I followed his train of thought, trying to keep up with the twists and turns, but my exhausted brain managed to puzzle it through. “So, if you can search the house for something that’s impure or tainted, we might be able to figure out if it’s something he touched, ate, or drank.”
Or stuck in his mouth when he wasn’t supposed to. I’d baby-proofed my own house more than once, but Bryony always managed to find something. For a human parent, that might be a stray button or earing. For me, it was a random zombie eyeball or still-twitching finger.

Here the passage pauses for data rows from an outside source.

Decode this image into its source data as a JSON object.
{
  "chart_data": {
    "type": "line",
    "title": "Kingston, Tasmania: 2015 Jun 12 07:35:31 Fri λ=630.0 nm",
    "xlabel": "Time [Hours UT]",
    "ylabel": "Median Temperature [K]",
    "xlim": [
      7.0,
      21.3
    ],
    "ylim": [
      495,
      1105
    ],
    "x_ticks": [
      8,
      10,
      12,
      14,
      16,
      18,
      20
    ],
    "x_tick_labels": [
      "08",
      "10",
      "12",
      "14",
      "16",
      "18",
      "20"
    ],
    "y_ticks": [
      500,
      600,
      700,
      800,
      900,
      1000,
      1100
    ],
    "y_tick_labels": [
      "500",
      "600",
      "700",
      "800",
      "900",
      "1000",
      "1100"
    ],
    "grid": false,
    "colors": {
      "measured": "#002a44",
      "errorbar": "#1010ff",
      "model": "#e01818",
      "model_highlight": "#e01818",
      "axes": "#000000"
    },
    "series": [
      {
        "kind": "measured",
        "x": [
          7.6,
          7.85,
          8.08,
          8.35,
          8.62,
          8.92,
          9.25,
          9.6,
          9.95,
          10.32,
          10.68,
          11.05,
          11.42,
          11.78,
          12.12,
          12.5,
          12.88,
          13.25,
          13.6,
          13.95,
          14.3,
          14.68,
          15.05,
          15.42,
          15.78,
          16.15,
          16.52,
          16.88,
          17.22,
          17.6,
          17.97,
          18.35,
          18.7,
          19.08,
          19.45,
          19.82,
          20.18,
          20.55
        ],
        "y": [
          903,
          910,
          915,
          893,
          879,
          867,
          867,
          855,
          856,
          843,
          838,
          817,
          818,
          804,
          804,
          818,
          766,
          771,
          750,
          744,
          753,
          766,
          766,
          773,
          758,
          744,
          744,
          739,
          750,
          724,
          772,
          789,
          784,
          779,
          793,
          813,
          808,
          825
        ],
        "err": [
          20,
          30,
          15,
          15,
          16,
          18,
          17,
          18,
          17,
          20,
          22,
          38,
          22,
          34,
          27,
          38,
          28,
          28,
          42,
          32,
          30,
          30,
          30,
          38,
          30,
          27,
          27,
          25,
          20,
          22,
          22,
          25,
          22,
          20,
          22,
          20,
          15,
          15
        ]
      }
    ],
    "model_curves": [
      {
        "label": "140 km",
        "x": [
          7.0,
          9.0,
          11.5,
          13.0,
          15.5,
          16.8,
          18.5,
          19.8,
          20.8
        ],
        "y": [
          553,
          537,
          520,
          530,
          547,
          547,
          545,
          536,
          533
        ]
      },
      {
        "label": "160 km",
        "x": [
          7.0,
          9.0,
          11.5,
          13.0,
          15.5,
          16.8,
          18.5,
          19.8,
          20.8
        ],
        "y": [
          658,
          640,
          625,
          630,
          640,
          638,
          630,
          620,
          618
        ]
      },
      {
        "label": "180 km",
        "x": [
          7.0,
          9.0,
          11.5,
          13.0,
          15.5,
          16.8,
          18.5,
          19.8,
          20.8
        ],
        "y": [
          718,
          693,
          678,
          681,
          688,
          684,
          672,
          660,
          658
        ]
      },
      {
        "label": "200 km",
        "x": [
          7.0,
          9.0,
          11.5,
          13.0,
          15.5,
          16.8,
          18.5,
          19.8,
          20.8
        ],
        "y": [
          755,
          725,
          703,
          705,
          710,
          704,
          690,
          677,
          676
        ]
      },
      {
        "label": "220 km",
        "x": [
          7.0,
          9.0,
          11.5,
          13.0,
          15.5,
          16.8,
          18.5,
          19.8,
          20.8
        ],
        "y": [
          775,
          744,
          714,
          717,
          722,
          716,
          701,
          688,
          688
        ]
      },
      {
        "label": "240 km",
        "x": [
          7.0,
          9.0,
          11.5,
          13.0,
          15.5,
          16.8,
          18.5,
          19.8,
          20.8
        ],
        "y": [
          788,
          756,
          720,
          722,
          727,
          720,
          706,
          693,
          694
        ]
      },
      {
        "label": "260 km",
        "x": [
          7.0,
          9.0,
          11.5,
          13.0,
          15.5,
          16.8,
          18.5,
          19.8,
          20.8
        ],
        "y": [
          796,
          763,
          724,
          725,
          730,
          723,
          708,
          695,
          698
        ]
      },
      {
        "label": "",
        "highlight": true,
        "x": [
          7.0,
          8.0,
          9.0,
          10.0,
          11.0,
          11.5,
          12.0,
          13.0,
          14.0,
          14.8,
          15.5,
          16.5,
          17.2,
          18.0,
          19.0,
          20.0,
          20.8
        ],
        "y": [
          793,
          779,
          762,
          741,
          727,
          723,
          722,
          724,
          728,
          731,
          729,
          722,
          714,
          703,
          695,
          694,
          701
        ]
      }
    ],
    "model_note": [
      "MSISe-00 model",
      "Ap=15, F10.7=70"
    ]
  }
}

Papa Finn worked with Momma R and Jezze to prepare the dowsing rod for use to hunt tainted magic and I stood off to the side, out of their way—a useless lump of flesh. I’d have preferred having a job—something that involved pain and death. That was when my skillset came in handy.
They wrapped the dowsing rod in chains of flowers, sprinklings of herbs, whispered words of power, and finally a light mist of pure spring water from Papa Finn. Between my father’s innate abilities, the rod, and the addition of magic, we hoped to be able to find the magical taint.
When the rod absorbed the last droplets of water, my father took a deep breath and released it slowly, his attention firmly on the device. He carefully reached for the two ends of the Y, pointing the other end away from his body. The length of aged hazel wood pulsed ever so slightly with a pure white light.
“Now,” Papa Finn looked to me, determination in his eyes. “Let’s see if there’s anything in this house that isn’t pure.”